Wide stance deads, 505 timing, did em sumo style with 275:
5, 5, 5, 5, 5

Leg Curls, 801 timing, these hurt!  50 pounds:
5, 5, 5, 5, 5

Then calves.

My legs are looking better and more cut already!


----------



## Fade (Sep 11, 2002)

Yeah, sorry.

I do deads on back day and don't want to change it. I also miss the heavy weights.


----------



## Twin Peak (Sep 19, 2002)

> _*Originally posted by Twin Peak *_
> I did day one Phase two today:
> 
> Front Squats w/ 225 (went REAL deep, below parallel, way below)
> ...



Just so you could see the improvement:

DAY TWO -- Phase two:

Front Squats w/ 245 (went REAL deep, below parallel, way below)
5, 5, 5, 4, 4 Ouch on the front delts!

Wide stance deads, 505 timing, did 'em sumo style with 315:
5, 5, 5, 4, 4

Leg Curls, 801 timing, these hurt! 60 pounds:
4, 4, 4, 4, 4

Then calves.  This was all Yesterday morning.  I didn't feel so hot after, I think it was the low carbs the 2 days before.  So yesterday I had some carbs!  Legs hurt today!


----------



## Twin Peak (Sep 30, 2002)

DAY THREE -- Phase two:

Did it Friday, you can see my legs are really starting to get stronger, compare to above.  And I can see my legs making some real improvements.

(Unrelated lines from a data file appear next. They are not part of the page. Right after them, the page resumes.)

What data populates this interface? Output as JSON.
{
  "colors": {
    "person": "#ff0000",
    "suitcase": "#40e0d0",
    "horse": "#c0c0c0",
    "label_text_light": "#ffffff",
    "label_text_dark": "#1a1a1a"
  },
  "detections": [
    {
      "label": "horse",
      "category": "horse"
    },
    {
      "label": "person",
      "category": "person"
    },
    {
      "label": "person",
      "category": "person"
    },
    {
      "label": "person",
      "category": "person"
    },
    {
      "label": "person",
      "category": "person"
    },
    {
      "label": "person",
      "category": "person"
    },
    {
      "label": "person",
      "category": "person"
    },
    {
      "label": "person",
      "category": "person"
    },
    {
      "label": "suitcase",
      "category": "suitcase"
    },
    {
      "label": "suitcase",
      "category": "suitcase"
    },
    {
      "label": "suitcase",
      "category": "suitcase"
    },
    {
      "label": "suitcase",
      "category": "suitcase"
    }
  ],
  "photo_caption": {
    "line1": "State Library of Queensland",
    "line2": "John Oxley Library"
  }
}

Front Squats w/ 255 (went REAL deep, below parallel, way below)
5

So I made it 275 for sets 2-4,
5, 5, 4

And did last set at 255 for 5, felt light!

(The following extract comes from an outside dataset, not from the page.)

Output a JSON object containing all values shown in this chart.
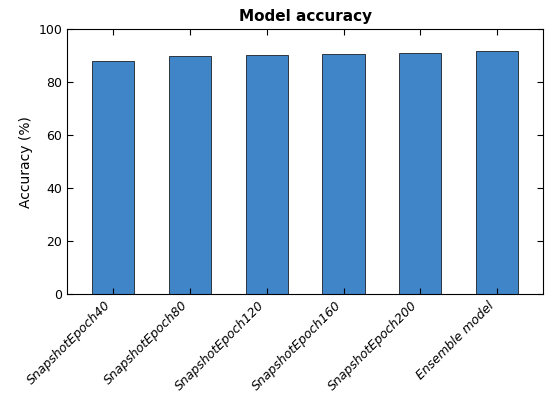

Wide stance deads, did 'em sumo style with 315:
5, 5, 5, 5, 5

Leg Curls, 801 timing, these hurt! 70 pounds:
4, 4, 4, 4, 4

Then calves.


----------



## Twin Peak (Sep 30, 2002)

I am know I am in this on my own now but I (leg) press on!


----------



## nikegurl (Sep 30, 2002)

you're not all alone!  the ladies are with you and we're still watching!  that's awesome that you're getting so much stronger!

are you looking forward to phase 3 yet?


----------



## Twin Peak (Sep 30, 2002)

Thanks NG -- means all the difference.  I am actually enjoying phase 2 and parts of phase 3 look odd, but yes.

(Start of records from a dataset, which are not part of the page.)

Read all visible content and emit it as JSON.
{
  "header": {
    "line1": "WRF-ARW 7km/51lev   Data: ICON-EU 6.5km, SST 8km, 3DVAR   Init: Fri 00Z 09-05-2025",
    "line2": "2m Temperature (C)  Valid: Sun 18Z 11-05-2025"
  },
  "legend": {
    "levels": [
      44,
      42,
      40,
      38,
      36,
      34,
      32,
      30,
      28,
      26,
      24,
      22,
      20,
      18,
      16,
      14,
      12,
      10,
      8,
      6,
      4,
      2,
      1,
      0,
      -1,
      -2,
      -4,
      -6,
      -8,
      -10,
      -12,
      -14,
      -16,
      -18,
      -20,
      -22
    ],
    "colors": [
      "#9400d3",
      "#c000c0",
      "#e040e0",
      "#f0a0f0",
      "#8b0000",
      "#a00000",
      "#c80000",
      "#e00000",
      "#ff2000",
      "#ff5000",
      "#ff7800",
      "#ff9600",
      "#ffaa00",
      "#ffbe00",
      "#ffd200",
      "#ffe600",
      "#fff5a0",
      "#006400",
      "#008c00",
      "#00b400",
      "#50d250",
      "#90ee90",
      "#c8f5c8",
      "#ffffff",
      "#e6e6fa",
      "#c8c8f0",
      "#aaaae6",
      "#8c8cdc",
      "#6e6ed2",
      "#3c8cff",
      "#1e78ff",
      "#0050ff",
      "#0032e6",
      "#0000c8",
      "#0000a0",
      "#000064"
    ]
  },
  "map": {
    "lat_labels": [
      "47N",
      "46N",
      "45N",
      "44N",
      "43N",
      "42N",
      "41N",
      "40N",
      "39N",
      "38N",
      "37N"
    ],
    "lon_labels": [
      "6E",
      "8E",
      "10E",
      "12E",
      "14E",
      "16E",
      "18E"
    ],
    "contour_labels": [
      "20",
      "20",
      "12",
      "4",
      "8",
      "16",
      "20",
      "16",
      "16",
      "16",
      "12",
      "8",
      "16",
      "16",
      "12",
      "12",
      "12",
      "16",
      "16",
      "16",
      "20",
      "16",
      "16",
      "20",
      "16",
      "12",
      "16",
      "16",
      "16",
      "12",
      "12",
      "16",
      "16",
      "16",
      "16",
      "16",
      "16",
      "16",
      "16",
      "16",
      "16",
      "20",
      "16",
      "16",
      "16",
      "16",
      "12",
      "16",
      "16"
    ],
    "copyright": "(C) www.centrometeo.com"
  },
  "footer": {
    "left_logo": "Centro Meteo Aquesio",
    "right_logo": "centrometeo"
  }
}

What I like most is that I have learned quite a bit.  Its the little things.  Never done a 1 1/4 rep and I liked those for curls.  I also like slow 801 cadence for curls.  I also like the front squat -- I like how I can get REALLY deep and will do probably 2 sets either before or after my heavy back squats.


----------



## butterfly (Sep 30, 2002)

Yeah... we haven't forgotten you TP!!!  You're still tops on our list!


----------